Because the sward is tall, the roots go deep – penetrating the earth – and as these roots thrive and die and thrive again, they create millions of tiny pathways. Mycorrhizal fungi spreads – arthropods and bacteria work away below ground creating invisible cities – bustling and bursting with ecology – and all this leads to a great acceleration in the production of soil organic matter as these creatures live out their life cycles, predating on each other, excreting, reproducing, moving, tunnelling deep and shallow beneath the earth’s surface. Nature’s complexity and resilience is gradually restored.

Sequestration

"As soil organic matter grows – as the sward’s biomass builds – this captures carbon from the air, and then sequesters it, locking it inside the ground. All these processes – because of the cow. Our cow… an ecosystem engineer… helps to tie nature’s processes back together."

While such practices would reduce yields, the environmentalist said profit is more important than production.

"Regenerative farmers have been able to slash input costs, adapt herd genetics and deliver highly robust, healthy animals that boost farm profitability. While the food yield is lower than in highly industrialised systems, it’s usually comparable and often better than the yield in conventional seasonal systems.

"The world already produces more than enough food for 10bn people – but we waste so much of it.
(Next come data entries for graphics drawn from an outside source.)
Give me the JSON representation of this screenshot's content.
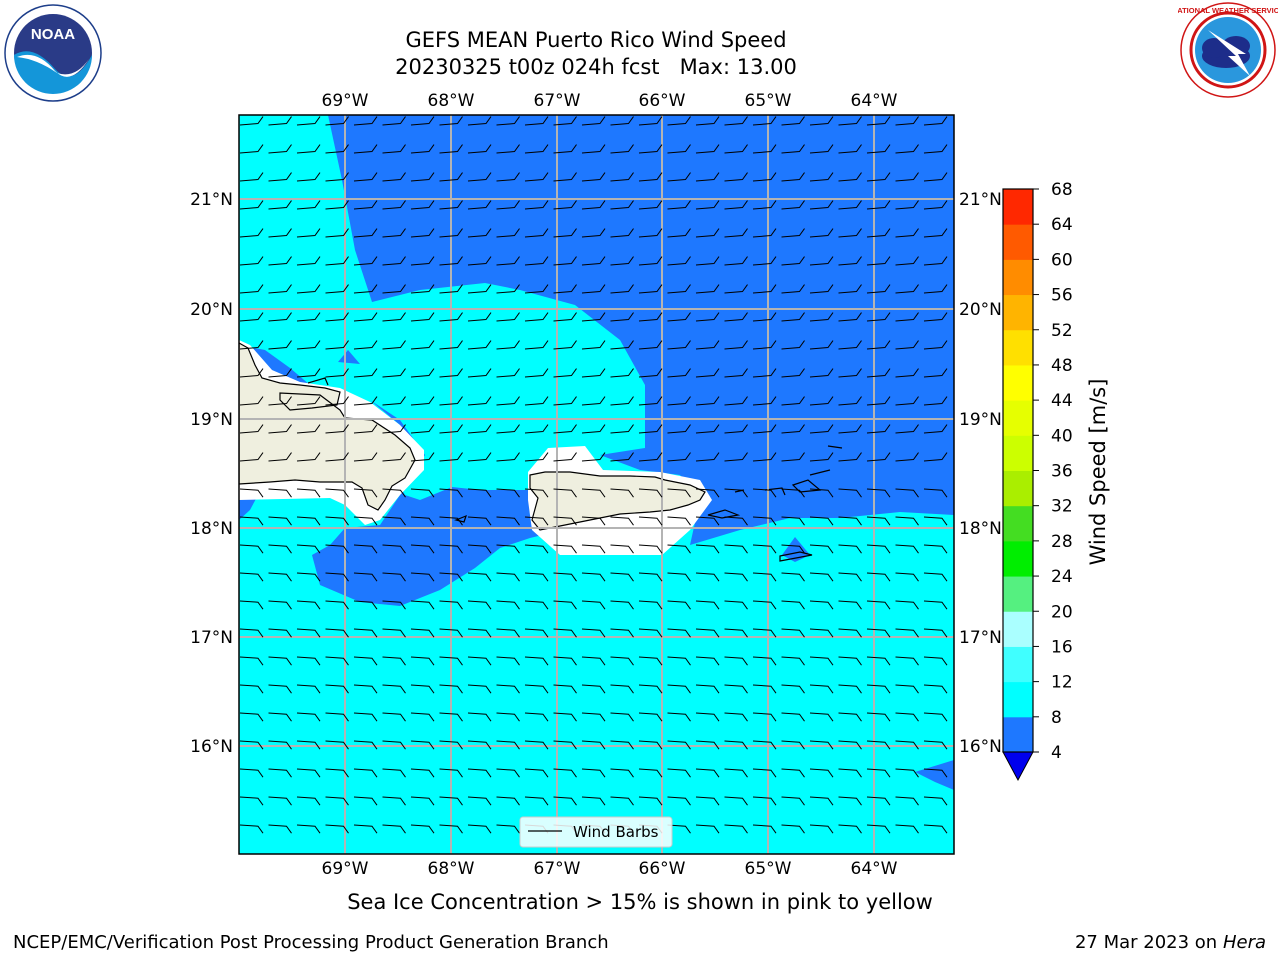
{
  "header": {
    "title_line1": "GEFS MEAN Puerto Rico Wind Speed",
    "title_line2": "20230325 t00z 024h fcst   Max: 13.00"
  },
  "logos": {
    "left": "NOAA",
    "left_ring_text": "NATIONAL OCEANIC AND ATMOSPHERIC ADMINISTRATION · U.S. DEPARTMENT OF COMMERCE",
    "right_ring_text": "NATIONAL WEATHER SERVICE"
  },
  "map": {
    "lon_labels": [
      "69°W",
      "68°W",
      "67°W",
      "66°W",
      "65°W",
      "64°W"
    ],
    "lat_labels": [
      "21°N",
      "20°N",
      "19°N",
      "18°N",
      "17°N",
      "16°N"
    ],
    "legend_label": "Wind Barbs",
    "colors": {
      "ocean_low": "#00ffff",
      "ocean_high": "#1e78ff",
      "land": "#efefdf",
      "ice": "#ffffff"
    }
  },
  "colorbar": {
    "label": "Wind Speed [m/s]",
    "ticks": [
      "4",
      "8",
      "12",
      "16",
      "20",
      "24",
      "28",
      "32",
      "36",
      "40",
      "44",
      "48",
      "52",
      "56",
      "60",
      "64",
      "68"
    ],
    "colors": [
      "#1e78ff",
      "#00ffff",
      "#40ffff",
      "#aaffff",
      "#55f080",
      "#00ee00",
      "#44dd22",
      "#aaee00",
      "#ccff00",
      "#e6ff00",
      "#ffff00",
      "#ffe000",
      "#ffb400",
      "#ff8c00",
      "#ff5a00",
      "#ff2800",
      "#ff0000"
    ],
    "extend_color": "#0000ee"
  },
  "footer": {
    "note": "Sea Ice Concentration > 15% is shown in pink to yellow",
    "left": "NCEP/EMC/Verification Post Processing Product Generation Branch",
    "date": "27 Mar 2023 on",
    "host": "Hera"
  }
}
A third is simply thrown away – and then if you factor in obesity and over weightness as unnecessary calorie consumption – often linked to the over-consumption of ultra-processed foods – then around half of all food produced on the planet is wasted."

He said that breeding is as important to regenerative agriculture as it is to mainstream farming – but regenerative outcomes and values are different.

"Instead of low methane cows, rapid growth and high production – regenerative farmers look for resilience, intelligence, good nurturing and mothering skills. They need stock that are easy to handle, are robust and healthy, can self-medicate from diverse leys and hedgerows. They need cows that can thrive on rougher forage and in out wintering systems – smaller-framed animals that produce lower volume but higher nutritional quality and remarkable natural capital functioning."